Ismail Kadare, his country’s most important chronicler, has died

The French-Albanian writer Ismail Kadare has died. He died at the age of 88 in a hospital in Tirana, as his French publisher confirmed. He was considered one of the most prominent contemporary Albanian-language authors, has been translated into more than 45 languages ​​and was repeatedly considered a candidate for the Nobel Prize for Literature for many years.

Kadare has published over 50 works, which have been translated into over 30 languages. In Germany, the small, modest and graceful-looking writer became known through his books “The Fortress”, “November of a Capital” and “The Sandbox”, among others.

In 2015, three of his new stories were published in German under the title “The Veiled Caravan”. In 2017, his novel “The Twilight of the Steppe Gods” about post-Stalin Moscow was published here.

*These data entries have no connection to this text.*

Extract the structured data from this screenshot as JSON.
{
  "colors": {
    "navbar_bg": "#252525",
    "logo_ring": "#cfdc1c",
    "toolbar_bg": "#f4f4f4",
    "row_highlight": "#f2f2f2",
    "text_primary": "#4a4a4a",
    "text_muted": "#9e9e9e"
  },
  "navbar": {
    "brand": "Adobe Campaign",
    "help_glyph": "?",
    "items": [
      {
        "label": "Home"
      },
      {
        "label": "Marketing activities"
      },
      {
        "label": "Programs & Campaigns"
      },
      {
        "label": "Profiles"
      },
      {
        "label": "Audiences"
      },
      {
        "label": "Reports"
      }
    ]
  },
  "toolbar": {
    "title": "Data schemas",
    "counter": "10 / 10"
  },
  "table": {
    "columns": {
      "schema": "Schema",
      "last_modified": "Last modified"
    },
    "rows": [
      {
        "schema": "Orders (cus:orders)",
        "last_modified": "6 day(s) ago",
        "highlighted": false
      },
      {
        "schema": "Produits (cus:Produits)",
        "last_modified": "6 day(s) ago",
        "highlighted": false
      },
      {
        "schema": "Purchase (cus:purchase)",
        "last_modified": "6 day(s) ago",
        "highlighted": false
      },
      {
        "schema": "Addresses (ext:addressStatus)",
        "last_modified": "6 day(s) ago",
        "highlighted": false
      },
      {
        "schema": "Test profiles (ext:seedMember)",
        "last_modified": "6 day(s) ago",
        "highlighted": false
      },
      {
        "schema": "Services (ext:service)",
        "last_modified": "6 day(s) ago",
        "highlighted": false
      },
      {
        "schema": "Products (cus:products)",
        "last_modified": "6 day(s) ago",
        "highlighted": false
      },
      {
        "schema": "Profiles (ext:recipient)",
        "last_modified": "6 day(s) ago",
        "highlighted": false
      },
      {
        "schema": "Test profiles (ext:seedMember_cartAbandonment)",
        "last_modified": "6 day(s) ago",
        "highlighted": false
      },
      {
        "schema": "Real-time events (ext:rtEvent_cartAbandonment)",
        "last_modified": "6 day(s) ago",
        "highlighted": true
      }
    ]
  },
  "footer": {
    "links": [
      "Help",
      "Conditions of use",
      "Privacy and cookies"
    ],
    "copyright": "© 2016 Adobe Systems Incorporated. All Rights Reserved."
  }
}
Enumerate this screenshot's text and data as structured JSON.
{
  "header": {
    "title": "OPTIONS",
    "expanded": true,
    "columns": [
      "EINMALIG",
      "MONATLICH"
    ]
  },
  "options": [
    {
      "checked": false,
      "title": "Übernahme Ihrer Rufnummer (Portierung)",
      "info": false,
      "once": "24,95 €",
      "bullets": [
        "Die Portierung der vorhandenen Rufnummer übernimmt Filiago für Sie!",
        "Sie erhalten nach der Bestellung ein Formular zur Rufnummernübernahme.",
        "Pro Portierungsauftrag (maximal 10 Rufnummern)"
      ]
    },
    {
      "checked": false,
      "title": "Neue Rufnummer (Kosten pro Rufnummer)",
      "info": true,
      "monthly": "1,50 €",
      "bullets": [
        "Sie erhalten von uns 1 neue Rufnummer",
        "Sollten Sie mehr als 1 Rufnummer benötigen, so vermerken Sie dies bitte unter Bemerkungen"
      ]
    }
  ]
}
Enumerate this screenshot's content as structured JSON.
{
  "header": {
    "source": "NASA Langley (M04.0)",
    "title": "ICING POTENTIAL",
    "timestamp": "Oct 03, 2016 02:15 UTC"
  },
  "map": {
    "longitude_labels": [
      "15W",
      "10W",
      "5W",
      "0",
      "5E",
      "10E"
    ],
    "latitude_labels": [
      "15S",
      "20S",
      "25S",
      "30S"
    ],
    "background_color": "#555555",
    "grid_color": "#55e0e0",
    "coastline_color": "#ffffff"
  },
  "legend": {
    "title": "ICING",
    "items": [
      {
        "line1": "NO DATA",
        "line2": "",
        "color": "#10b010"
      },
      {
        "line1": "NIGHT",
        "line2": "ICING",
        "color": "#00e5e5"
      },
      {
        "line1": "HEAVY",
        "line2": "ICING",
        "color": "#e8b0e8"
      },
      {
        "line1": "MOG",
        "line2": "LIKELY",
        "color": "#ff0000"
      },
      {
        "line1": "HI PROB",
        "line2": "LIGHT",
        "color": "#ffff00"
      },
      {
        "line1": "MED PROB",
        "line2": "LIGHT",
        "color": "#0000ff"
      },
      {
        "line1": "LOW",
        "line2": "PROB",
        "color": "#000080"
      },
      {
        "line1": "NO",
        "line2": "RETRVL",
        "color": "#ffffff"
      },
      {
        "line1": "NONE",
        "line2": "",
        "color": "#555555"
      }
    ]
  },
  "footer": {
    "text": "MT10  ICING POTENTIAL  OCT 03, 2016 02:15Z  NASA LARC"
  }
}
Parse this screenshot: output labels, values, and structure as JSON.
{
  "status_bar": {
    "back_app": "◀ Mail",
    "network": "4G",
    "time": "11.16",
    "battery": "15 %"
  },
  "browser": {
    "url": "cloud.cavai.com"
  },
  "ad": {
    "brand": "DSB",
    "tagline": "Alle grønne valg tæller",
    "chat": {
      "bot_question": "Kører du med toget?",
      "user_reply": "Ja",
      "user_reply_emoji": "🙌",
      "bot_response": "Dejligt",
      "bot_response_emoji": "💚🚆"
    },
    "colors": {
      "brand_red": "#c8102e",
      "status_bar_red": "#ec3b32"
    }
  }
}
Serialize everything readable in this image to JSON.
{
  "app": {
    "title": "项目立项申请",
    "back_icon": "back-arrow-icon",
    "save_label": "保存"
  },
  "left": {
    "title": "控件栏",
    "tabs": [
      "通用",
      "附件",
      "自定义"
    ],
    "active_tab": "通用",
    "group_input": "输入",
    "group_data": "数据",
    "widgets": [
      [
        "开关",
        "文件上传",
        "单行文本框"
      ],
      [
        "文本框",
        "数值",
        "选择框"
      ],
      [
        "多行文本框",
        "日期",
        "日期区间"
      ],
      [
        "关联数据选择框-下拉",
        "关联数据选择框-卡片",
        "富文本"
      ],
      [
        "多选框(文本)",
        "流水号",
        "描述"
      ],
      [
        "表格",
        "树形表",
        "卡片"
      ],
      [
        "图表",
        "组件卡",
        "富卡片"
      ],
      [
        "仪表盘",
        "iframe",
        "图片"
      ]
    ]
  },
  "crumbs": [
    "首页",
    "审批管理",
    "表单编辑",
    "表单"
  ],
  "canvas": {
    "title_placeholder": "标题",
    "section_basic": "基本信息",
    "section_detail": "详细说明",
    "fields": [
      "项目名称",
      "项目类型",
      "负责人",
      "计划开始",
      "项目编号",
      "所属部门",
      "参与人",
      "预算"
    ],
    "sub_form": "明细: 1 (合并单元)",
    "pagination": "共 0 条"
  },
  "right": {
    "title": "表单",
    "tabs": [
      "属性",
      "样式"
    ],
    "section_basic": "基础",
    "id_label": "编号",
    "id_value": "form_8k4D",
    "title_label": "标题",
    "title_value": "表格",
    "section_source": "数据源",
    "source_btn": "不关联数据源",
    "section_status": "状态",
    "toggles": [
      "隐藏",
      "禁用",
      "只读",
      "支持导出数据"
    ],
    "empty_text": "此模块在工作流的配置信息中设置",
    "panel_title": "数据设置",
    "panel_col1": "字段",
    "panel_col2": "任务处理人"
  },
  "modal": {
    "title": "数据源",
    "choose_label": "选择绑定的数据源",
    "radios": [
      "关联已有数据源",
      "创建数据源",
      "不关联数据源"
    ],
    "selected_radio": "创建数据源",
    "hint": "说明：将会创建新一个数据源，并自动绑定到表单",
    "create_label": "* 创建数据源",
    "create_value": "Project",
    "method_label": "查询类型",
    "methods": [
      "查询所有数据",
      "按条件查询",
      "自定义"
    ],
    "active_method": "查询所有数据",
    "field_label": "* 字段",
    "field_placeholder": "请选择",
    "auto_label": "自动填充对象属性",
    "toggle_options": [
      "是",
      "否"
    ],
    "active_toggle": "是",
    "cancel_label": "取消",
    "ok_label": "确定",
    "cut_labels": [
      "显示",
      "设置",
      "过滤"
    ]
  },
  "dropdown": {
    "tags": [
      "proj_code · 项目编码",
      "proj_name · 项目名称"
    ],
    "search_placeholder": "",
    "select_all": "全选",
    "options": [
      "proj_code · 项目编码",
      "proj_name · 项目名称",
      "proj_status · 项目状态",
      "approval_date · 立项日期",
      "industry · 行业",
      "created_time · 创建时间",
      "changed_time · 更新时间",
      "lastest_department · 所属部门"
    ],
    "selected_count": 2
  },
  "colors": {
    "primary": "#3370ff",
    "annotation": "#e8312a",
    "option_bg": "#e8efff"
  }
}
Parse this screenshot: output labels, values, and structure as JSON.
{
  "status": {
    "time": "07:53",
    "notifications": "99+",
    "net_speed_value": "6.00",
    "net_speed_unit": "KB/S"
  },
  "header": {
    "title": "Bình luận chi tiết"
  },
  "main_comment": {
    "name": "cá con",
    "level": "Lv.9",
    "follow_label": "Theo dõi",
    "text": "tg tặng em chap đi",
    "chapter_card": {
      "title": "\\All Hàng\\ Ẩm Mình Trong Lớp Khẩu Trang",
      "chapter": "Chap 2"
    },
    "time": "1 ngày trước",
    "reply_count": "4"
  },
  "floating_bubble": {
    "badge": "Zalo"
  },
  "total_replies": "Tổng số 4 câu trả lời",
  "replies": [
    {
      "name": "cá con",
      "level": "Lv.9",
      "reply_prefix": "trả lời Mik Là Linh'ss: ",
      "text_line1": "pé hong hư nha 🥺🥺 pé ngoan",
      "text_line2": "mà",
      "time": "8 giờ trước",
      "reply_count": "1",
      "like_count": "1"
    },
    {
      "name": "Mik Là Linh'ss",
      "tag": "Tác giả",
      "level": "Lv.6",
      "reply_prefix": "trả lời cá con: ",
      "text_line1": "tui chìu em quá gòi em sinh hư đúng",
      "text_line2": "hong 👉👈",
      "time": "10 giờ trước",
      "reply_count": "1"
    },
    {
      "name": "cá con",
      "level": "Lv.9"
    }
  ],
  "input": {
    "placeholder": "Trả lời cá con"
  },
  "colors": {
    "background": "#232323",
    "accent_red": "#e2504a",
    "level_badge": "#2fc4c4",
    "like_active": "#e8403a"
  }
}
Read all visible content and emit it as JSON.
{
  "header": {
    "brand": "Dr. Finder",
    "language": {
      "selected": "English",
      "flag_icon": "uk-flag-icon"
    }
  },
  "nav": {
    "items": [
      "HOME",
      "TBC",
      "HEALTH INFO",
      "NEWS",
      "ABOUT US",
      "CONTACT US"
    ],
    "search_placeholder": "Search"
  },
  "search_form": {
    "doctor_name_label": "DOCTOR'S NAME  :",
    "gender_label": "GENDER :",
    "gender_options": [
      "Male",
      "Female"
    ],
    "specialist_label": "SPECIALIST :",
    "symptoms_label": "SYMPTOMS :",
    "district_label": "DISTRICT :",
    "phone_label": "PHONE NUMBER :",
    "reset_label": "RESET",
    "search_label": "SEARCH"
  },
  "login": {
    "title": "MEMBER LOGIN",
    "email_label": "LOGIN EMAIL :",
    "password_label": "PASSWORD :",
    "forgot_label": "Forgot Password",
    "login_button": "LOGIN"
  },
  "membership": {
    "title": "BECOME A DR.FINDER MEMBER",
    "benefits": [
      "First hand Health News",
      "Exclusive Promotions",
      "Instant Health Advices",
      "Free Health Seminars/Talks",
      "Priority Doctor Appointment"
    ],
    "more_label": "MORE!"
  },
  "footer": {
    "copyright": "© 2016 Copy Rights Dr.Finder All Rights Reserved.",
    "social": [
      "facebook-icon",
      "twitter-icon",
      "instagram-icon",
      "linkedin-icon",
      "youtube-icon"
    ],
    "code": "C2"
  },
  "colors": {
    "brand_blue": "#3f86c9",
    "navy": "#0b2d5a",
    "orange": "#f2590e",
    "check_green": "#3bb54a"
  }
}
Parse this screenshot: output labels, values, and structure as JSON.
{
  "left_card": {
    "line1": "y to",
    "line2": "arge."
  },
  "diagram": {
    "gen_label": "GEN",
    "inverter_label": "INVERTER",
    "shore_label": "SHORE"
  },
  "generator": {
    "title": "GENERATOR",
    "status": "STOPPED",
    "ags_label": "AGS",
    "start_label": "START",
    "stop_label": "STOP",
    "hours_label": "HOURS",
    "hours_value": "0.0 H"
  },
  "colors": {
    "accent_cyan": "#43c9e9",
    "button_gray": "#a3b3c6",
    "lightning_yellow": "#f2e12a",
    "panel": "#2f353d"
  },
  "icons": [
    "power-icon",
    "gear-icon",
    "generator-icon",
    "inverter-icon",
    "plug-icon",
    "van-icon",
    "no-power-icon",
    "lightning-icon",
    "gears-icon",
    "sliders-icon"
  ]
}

His novels are about the myths, identity and history of a country and a people, whose chronicler he chose to be. In his publications he warns against foreign rule and describes the dangers of a “superstate” designed for self-preservation. His central theme: life under a dictatorship. Over the years, this focus has repeatedly led to him being banned from publishing.

In the crossfire of criticism

Kadare was born on the night of January 28, 1936 in Gjirokastra in southern Albania; biographies disagree about his exact birthday (27th or 28th?). He studied in Tirana, then at the Gorky Institute in Moscow. He made his breakthrough in 1964 with the novel “The General of the Dead Army,” which was made into a film in France with Marcello Mastroianni and Michel Piccoli.

Kadare’s political role in Albania was not always uncontroversial. He was criticized for his support of the communist system under the dictator Enver Hoxha, who ruled the People’s Socialist Republic of Albania from 1944 to 1985.

The fact that he fled to France in 1990, when the regime of Hodja’s successor Ramiz Alija promised freedom of travel and democratization, seemed illogical to many. He then lived in Paris and the Albanian capital Tirana. Throughout his life he refused requests to run for president of his home country.